Stimulus As Self-Preservation
I've seen enough polls showing a small but demonstrable downtick in President Obama's approval rating that I think it can be pegged as a trend. Polling expert Mark Blumenthal attributes this fall to the concurrent fall in economic indicators:
While the significance of the shift among independents may vary, depending on what poll you look at, the decline in Obama's numbers during June and July has a clear culprit: A spate of bad economic news over the last 10 weeks.
Read more from Mark Blumenthal on the economy's effect on President Obama at Pollster.com.
Obama's ratings fell in June and July after remaining mostly flat during the spring. Our Pollster.com trend estimate, a composite of all public polls, had shown Obama's job approval rating at a fairly consistent 59 to 60 percent during March, April and May. His approval percentage fell roughly 5 percentage points during June and the first week of July, however, and as of this writing, stands at 55 percent [...]
We can see the effect clearly thanks to a new question tracked since December by the Pew Research Center's News Interest Index surveys. Once a month, they ask Americans if they are "hearing mostly good news about the economy these days, mostly bad news about the economy or a mix of both good and bad news." Back in December, four out of five respondents said they were hearing mostly bad news. Early this year, that number steadily declined, bottoming out at 31 percent in mid-May. As Pew reported last week, however, perceived bad news has once again increased, to 37 percent in mid-June and 41 percent in the first week of July.
The chart below compares the trend in perceived bad news to Pollster.com trend estimates for both the Obama job rating and a question asked in many national polls about whether the country seems to be "headed in the right direction" or "off on the wrong track."
Not surprisingly, the "right direction" and "heard mostly bad news lately" trend lines are mirror images of each other. And while Obama's approval number held mostly steady from March through May, the chart strongly implies that the recent bad economic news has taken its toll.
The President is starting, as expected, to own the economy, as his decisions take prominence over those of his predecessor. And with the jobless rate, by Obama's own admission, likely to tick up over the next several months, in addition to the crisis of the underemployed (as much as 1 in 4 workers in some states), this is likely to continue and further drag on both the economy and the President's approval rating. Therefore he has a responsibility for his own self-preservation to turn the economy around for working people, and that means at least preparing for the eventuality of another round of stimulus, even if it's not needed. Even Mark Zandi, one of John McCain's economists during the campaign, admits that:
It is premature to conclude one way or another if the economy needs another dose of fiscal stimulus. The current stimulus has not had a sufficient opportunity to work, and while it has already provided some benefit to the economy -- the downturn would be even worse without it -- its benefit won't be fully felt until later this year. A reasonable judgment regarding the need for more stimulus should wait until year's end.

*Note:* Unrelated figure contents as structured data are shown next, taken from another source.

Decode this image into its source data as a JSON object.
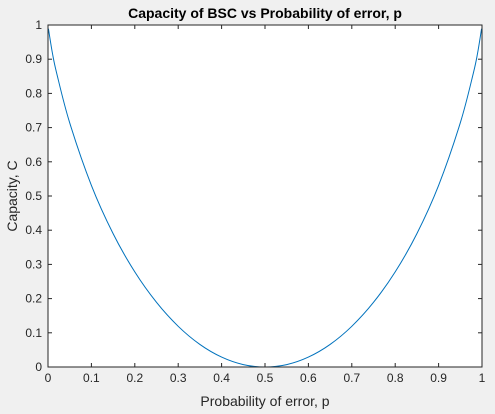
{
  "chart_data": {
    "type": "line",
    "title": "Capacity of BSC vs Probability of error, p",
    "xlabel": "Probability of error, p",
    "ylabel": "Capacity, C",
    "xlim": [
      0,
      1
    ],
    "ylim": [
      0,
      1
    ],
    "xticks": [
      0,
      0.1,
      0.2,
      0.3,
      0.4,
      0.5,
      0.6,
      0.7,
      0.8,
      0.9,
      1
    ],
    "yticks": [
      0,
      0.1,
      0.2,
      0.3,
      0.4,
      0.5,
      0.6,
      0.7,
      0.8,
      0.9,
      1
    ],
    "xtick_labels": [
      "0",
      "0.1",
      "0.2",
      "0.3",
      "0.4",
      "0.5",
      "0.6",
      "0.7",
      "0.8",
      "0.9",
      "1"
    ],
    "ytick_labels": [
      "0",
      "0.1",
      "0.2",
      "0.3",
      "0.4",
      "0.5",
      "0.6",
      "0.7",
      "0.8",
      "0.9",
      "1"
    ],
    "grid": false,
    "series": [
      {
        "color": "#0072bd",
        "x": [
          0.001,
          0.01,
          0.02,
          0.05,
          0.1,
          0.15,
          0.2,
          0.25,
          0.3,
          0.35,
          0.4,
          0.45,
          0.5,
          0.55,
          0.6,
          0.65,
          0.7,
          0.75,
          0.8,
          0.85,
          0.9,
          0.95,
          0.98,
          0.99,
          0.999
        ],
        "y": [
          0.989,
          0.919,
          0.859,
          0.714,
          0.531,
          0.39,
          0.278,
          0.189,
          0.119,
          0.066,
          0.029,
          0.007,
          0,
          0.007,
          0.029,
          0.066,
          0.119,
          0.189,
          0.278,
          0.39,
          0.531,
          0.714,
          0.859,
          0.919,
          0.989
        ]
      }
    ]
  },
  "colors": {
    "figure_background": "#f0f0f0",
    "axes_background": "#ffffff",
    "axis_color": "#262626",
    "line_color": "#0072bd"
  }
}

Planning now for another round of stimulus is prudent, though, given that the economy remains in an extraordinarily severe downturn and the risks are decidedly to the downside. If additional stimulus is needed, then it probably should include more aid to hard-pressed state governments, whose budget woes are intensifying, more aid to stressed households hammered by what will be double-digit unemployment, an expansion of the housing tax credit to stem the ongoing slide in house prices, a delay in legislated increases in marginal personal tax rates in 2011, and perhaps even a payroll tax holiday.
I'd tend not to include additional tax cuts, which have been revealed not to work as stimulus. Because of the lag time with getting infrastructure projects and other federal monies into the hands of communities, most of the stimulus money currently in the economy comes in the form of tax cuts. And it has had little stimulative effect.
Oberstar defended the $27 billion in the stimulus for highway and bridge projects as the right amount to help the economy during the next year. However, he said that more transit money in the stimulus would have been helpful to an economic recovery over the next three years, rather than the nearly $300 billion in tax cuts.
“Not many people realize they got a tax cut,” Oberstar said. “I have not received a single e-mail, phone call, snail mail, personal comment from anybody since we enacted this bill, since the end of February, saying, ‘I got my tax’ or ‘Thanks for the tax cut’ or ‘I hardly noticed it’ or anything.
“But I have had people saying, ‘I’m back at work because of the funding in the surface transportation program.’”
I know the fiscal scolds don't want to hear about another stimulus and additional federal debt. But Robert Reischauer has a decent compromise proposal to "time-release" deficit reduction measures in tandem with stimulus funding:
[A]ny "Son of Fiscal Stimulus 2009" should include a significant "time released" package of deficit-reduction measures. While these tax increases and spending cuts shouldn't begin phasing in until 2013 or 2014, when the economy has recovered, we need to send a strong signal to our creditors that, notwithstanding our addiction to another shot of fiscal stimulus, we will soon be on the recovery road to fiscal responsibility. If we don't, the nation could face a more serious economic collapse in the not-too-distant future -- without an ability to borrow to finance needed fiscal stimulus.
That would certainly achieve the goal of ensuring the most stimulative actions stay in the bill, while allaying concerns about debt (which aren't entirely off-base).